‘La importancia de llamarse Candelaria’ explora la memoria y la identidad canaria en el Auditorio de Tenerife

El Auditorio de Tenerife acogerá el próximo 20 de septiembre (18:00 h), en La Salita, la representación de ‘La importancia de llamarse Candelaria’, una creación escénica de Acerina Amador y Fernando López que aborda las huellas de la memoria colonial, la identidad canaria y las formas de resistencia cultural que han perdurado a lo largo del tiempo. La propuesta combina danza contemporánea, música en vivo y pensamiento crítico para reflexionar sobre la transmisión de la memoria colectiva y los vínculos entre territorio, cultura y experiencia personal.

La obra constituye el segundo capítulo de un tríptico escénico desarrollado por ambos artistas, dedicado a las memorias olvidadas, la resistencia y los procesos de recuperación cultural. Tras ‘Anacaona’, coproducción del Auditorio de Tenerife en 2025, esta nueva pieza desplaza el foco hacia formas de resistencia más anónimas, colectivas y cotidianas, que encuentran en las tradiciones y las prácticas culturales un espacio de continuidad y preservación.

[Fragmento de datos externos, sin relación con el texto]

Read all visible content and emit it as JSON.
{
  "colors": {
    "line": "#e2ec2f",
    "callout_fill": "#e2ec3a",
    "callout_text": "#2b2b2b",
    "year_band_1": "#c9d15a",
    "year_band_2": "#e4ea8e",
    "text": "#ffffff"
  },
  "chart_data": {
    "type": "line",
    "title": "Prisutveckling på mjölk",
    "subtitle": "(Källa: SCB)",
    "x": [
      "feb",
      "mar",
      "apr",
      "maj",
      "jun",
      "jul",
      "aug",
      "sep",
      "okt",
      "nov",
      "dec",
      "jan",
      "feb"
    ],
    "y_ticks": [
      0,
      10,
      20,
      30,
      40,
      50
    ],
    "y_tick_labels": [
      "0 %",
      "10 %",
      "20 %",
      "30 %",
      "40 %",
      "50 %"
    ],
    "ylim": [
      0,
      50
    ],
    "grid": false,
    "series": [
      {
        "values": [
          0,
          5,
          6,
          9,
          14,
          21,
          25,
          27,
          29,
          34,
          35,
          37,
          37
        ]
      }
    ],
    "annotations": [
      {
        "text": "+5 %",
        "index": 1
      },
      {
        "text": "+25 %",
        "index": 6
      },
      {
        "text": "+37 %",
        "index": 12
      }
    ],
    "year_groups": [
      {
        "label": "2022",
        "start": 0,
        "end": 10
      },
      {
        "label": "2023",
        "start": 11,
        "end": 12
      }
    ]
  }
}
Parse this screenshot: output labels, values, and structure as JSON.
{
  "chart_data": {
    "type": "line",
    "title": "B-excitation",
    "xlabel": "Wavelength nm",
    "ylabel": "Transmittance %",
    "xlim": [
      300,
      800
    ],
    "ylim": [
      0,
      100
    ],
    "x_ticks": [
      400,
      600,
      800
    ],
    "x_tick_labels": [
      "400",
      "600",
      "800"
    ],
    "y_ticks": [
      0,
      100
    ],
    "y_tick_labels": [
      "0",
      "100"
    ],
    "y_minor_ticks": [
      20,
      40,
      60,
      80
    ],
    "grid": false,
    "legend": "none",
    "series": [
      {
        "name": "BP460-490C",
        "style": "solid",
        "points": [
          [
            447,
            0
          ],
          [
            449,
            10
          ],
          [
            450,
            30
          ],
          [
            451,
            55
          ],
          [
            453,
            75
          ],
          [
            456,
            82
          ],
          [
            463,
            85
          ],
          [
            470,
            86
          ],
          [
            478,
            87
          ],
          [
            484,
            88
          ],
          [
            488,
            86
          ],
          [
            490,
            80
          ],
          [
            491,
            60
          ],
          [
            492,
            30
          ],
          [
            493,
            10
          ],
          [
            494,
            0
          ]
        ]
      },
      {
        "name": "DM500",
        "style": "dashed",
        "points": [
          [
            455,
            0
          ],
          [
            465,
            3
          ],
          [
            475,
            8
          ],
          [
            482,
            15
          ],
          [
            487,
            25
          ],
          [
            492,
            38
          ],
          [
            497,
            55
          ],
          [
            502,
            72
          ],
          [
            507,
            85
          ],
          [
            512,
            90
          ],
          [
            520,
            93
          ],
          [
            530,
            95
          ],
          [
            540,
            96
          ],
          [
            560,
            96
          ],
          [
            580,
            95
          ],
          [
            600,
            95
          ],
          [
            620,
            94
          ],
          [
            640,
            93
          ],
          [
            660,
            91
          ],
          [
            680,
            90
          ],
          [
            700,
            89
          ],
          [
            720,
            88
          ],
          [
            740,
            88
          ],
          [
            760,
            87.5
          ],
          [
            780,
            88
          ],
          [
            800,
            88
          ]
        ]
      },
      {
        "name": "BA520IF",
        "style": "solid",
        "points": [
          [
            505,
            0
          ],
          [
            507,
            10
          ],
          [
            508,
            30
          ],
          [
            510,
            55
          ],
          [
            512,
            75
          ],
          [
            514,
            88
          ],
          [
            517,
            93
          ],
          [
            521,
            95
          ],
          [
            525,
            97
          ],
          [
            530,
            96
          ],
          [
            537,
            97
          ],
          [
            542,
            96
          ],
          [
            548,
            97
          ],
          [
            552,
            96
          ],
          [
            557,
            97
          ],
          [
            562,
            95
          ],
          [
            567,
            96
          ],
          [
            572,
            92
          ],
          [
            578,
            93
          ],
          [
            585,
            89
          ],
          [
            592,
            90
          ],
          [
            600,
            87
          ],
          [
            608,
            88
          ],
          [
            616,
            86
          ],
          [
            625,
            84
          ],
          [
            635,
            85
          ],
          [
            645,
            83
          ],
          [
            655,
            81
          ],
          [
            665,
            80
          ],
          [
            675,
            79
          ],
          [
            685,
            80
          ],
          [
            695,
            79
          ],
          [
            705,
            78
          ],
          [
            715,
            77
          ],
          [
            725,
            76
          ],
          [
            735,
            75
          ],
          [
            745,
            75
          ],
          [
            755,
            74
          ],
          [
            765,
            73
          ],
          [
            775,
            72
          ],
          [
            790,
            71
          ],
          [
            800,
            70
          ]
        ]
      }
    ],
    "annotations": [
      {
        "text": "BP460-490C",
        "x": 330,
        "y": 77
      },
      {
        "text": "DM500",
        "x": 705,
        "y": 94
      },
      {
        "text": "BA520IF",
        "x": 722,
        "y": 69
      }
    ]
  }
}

El punto de partida de la creación es el sincretismo construido en torno a la Virgen de la Candelaria, figura central del imaginario canario. Desde esta referencia, la propuesta plantea una mirada contemporánea sobre los procesos históricos de imposición cultural y las estrategias mediante las que las comunidades han mantenido vivas sus raíces.

Celebraciones, peregrinaciones, cantos y rituales se convierten en materiales para la construcción escénica, que encuentra en el folclore canario una expresión viva, abierta a nuevas interpretaciones. La obra recupera estos elementos y los transforma mediante un lenguaje corporal contemporáneo, en el que los gestos, los ritmos y las melodías permiten establecer conexiones entre el pasado y el presente.

La dimensión histórica convive con una vertiente íntima y personal. Candelaria es también el nombre de la madre de Acerina Amador, una circunstancia que establece un vínculo entre la memoria colectiva y la experiencia familiar. De este modo, la creación conecta la historia cultural de las Islas con los recuerdos y las vivencias individuales, planteando una reflexión sobre la manera en que las identidades se construyen y se transmiten de generación en generación.

La música ocupa un lugar central en la dramaturgia de ‘La importancia de llamarse Candelaria’. Junto al movimiento, contribuye a articular un relato en el que el cuerpo se presenta como un archivo vivo, capaz de conservar y transmitir memorias que no siempre encuentran su expresión en la palabra.

La propuesta invita así a reconsiderar el papel de las manifestaciones populares en la construcción de la identidad canaria, no como expresiones inmóviles del pasado, sino como prácticas culturales que continúan transformándose y adquiriendo nuevos significados desde el presente.

‘La importancia de llamarse Candelaria’ cuenta con el apoyo del Auditorio de Tenerife, La Briqueterie Centro Nacional de la Danza de París, el Cabildo de Tenerife y el Instituto Canario de Desarrollo Cultural (ICDC). La pieza dará continuidad al proyecto artístico iniciado con ‘Anacaona’, mientras una tercera creación, actualmente en desarrollo, completará el tríptico dedicado a la memoria, la resistencia y la recuperación cultural.